Just watch us fly.
Sunshine Coast-based airline Bonza has officially been given its wings to 17 destinations across the country, including 13 from our own home base.
It adds competition to the players already servicing the Sunny Coast Airport, and we all know competition is a very good thing indeed for the consumer.
The world was limited for too long by the pandemic and the curious and adventurous are busting out.
While we are no doubt the most privileged people on the planet to reside on the Coast, we are also human. And it is human to want to experience new places. Poets and songwriters call it ‘wanderlust’.
In spending time and money, a person becomes richer. For my money, it is the ultimate, no-lose investment.
Travel satisfies our curiosity and galvanises our self-competency. Studies have shown that it improves personal empowerment, trust, personal identity and emotional resilience.
It helps secure social bonding because travelling can lead to warm embraces and the company of loved ones.
Travel brings families and friends together in ways FaceTime and WhatsApp cannot. Even though humans have evolved, we have the primal, innate desire to wander the land and water. It is embedded deeply in our psyche.
Humans are curious by nature, and travel always offers up new experiences to grow from. And so often the times that things were unpredicted or uncomfortable make the best stories.

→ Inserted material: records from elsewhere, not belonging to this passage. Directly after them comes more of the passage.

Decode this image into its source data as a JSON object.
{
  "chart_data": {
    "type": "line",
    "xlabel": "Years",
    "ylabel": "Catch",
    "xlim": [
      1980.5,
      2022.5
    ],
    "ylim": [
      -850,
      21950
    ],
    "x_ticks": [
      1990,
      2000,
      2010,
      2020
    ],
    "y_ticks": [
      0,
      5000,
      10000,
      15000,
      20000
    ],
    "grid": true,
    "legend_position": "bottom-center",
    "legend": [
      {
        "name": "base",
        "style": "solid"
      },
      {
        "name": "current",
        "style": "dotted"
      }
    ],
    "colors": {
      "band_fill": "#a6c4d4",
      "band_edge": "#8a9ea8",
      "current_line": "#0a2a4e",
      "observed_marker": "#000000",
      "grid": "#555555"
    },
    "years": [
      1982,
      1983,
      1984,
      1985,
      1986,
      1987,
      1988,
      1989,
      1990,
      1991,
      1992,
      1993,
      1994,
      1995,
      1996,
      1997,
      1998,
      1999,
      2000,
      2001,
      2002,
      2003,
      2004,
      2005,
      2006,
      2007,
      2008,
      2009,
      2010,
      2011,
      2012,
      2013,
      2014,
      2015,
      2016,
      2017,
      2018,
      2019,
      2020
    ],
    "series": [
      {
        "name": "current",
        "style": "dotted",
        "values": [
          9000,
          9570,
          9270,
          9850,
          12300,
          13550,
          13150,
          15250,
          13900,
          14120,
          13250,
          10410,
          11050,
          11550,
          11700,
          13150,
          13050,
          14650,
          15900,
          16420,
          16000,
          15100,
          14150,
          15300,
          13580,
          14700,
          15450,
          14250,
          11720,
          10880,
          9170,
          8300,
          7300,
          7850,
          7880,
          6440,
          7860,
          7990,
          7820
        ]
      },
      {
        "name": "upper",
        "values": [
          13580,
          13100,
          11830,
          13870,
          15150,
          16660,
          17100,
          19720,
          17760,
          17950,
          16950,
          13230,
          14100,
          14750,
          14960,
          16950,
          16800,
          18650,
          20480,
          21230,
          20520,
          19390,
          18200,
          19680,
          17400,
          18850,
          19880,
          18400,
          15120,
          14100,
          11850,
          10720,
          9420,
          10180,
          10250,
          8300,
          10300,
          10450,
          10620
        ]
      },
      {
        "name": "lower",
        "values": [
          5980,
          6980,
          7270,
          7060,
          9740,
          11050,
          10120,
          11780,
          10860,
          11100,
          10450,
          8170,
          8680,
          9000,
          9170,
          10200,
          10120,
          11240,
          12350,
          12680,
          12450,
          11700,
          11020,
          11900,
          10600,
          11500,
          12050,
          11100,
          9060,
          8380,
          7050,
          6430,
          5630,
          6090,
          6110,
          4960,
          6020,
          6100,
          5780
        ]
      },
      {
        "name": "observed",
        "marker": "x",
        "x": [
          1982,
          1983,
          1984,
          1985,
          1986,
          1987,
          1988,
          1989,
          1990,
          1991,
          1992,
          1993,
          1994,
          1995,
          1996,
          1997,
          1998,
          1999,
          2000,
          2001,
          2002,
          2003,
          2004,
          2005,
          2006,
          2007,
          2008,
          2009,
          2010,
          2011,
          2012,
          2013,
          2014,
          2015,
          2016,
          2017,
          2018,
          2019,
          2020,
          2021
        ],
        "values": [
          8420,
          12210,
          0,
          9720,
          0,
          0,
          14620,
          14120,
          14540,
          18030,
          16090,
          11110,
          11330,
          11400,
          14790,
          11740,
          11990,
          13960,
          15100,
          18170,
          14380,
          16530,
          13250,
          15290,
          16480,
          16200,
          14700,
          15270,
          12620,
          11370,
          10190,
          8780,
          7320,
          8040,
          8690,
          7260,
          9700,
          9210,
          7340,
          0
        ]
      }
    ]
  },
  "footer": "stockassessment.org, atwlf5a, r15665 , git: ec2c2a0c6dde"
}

International travel offers its own teachings. Going somewhere new, with perhaps a foreign language or a completely unfamiliar culture, demands a leap of faith and of imagination.
When we board a plane for some faraway land, we hope, wish for and excitedly anticipate something magic, something ineffable.
Bonza’s approval to get airborne will no doubt be a boon for Sunshine Coast tourism, and it will be up to us to make our home as wonderful an experience for our visitors as possible.
Bonza CEO Tim Jordan has said he ultimately wants to see the skies all over Australia smattered with purple. We who love to travel are just happy to have more opportunities to get back in the skies.
As J.R.R. Tolkien wrote: “Not all those who wander are lost.”
Dr Jane Stephens is a UniSC journalism lecturer, media commentator and writer. The views expressed are her own.